Manusmriti with the Commentary of Medhatithi

by Ganganatha Jha | 1920 | 1,381,940 words | ISBN-10: 8120811550 | ISBN-13: 9788120811553

This is the English translation of the Manusmriti, which is a collection of Sanskrit verses dealing with ‘Dharma’, a collective name for human purpose, their duties and the law. Various topics will be dealt with, but this volume of the series includes 12 discourses (adhyaya). The commentary on this text by Medhatithi elaborately explains various t...

Sanskrit text, Unicode transliteration and English translation by Ganganath Jha:

अग्नौ प्रास्ताऽहुतिः सम्यगादित्यमुपतिष्ठते ।
आदित्याज् जायते वृष्तिर्वृष्टेरन्नं ततः प्रजाः ॥ ७६ ॥

agnau prāstā'hutiḥ samyagādityamupatiṣṭhate |
ādityāj jāyate vṛṣtirvṛṣṭerannaṃ tataḥ prajāḥ || 76 ||

An oblation duly thrown into the fire reaches the sun; from the sun proceeds rain from, rain food, and from food, the creatures.—(76)

 

Medhātithi’s commentary (manubhāṣya):

Into the fire being thrown’—by the sacrificer.

Oblation’—cooked rice, cakes and such other things, when thrown into the fire, are called ‘oblation.’

Reaches the sun’—in an invisible form. The sun absorbs the essence of all things; hence the essence of the oblation is described as reaching the sun. This essence, evolving in the sun’s rays, becomes in time developed into rain. From that proceeds ‘food’—in the shape of Vrīhi and other grains. From that proceed ‘creatures,’—all living beings.

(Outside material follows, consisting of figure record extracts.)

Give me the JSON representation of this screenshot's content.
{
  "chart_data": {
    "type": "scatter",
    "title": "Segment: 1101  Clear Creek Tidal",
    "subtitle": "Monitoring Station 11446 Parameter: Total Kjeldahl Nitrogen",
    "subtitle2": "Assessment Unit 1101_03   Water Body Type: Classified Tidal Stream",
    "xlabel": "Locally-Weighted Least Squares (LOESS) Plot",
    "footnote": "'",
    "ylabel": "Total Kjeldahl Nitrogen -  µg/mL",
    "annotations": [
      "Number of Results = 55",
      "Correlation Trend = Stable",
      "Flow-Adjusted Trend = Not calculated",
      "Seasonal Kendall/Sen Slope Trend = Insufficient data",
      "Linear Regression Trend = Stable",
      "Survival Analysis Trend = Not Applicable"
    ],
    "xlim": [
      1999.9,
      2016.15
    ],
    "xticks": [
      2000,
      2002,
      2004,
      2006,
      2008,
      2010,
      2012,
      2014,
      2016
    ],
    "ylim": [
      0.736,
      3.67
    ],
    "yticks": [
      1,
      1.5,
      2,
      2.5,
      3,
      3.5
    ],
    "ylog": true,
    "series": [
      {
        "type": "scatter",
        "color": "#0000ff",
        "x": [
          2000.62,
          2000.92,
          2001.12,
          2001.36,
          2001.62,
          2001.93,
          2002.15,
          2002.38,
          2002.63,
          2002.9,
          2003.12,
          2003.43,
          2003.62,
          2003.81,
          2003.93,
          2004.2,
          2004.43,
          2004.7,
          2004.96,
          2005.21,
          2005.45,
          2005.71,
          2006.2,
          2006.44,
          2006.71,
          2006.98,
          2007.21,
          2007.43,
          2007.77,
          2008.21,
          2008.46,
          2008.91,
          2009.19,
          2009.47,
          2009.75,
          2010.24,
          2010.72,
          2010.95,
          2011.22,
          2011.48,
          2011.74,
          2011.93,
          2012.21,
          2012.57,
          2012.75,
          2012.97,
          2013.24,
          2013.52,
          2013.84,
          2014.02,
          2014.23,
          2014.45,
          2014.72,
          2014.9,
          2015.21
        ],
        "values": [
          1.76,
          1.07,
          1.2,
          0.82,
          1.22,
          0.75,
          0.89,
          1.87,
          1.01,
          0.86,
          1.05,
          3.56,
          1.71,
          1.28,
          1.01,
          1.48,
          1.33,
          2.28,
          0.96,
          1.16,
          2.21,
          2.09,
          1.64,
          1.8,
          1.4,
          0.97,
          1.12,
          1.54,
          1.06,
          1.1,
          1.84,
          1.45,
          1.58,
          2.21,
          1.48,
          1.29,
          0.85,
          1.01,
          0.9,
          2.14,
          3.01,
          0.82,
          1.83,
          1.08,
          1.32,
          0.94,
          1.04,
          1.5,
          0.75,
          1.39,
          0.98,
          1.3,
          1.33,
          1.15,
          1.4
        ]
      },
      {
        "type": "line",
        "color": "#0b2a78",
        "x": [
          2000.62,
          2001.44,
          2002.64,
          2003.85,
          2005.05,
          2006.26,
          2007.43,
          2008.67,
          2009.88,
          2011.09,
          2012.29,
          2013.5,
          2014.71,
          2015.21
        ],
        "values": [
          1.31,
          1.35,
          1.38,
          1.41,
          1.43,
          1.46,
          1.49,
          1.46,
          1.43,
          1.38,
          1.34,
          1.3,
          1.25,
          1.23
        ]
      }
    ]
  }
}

Thus, by throwing an oblation into the fire, the sacrificer continues to help on the world-process.

What is stated here is only a commendatory supplement to the foregoing injunction, and it is not meant to be literally true. If it were literally true, then only one who desires rain would he entitled to the performation of the act referred to; but no such thing has been asserted anywhere. Nor is there any occasion for assuming such an assertion, when it is possible to take the verse as supplementary to the principal subject-matter of the context.—(76)

 

Explanatory notes by Ganganath Jha

This verse is quoted in Aparārka (p. 994).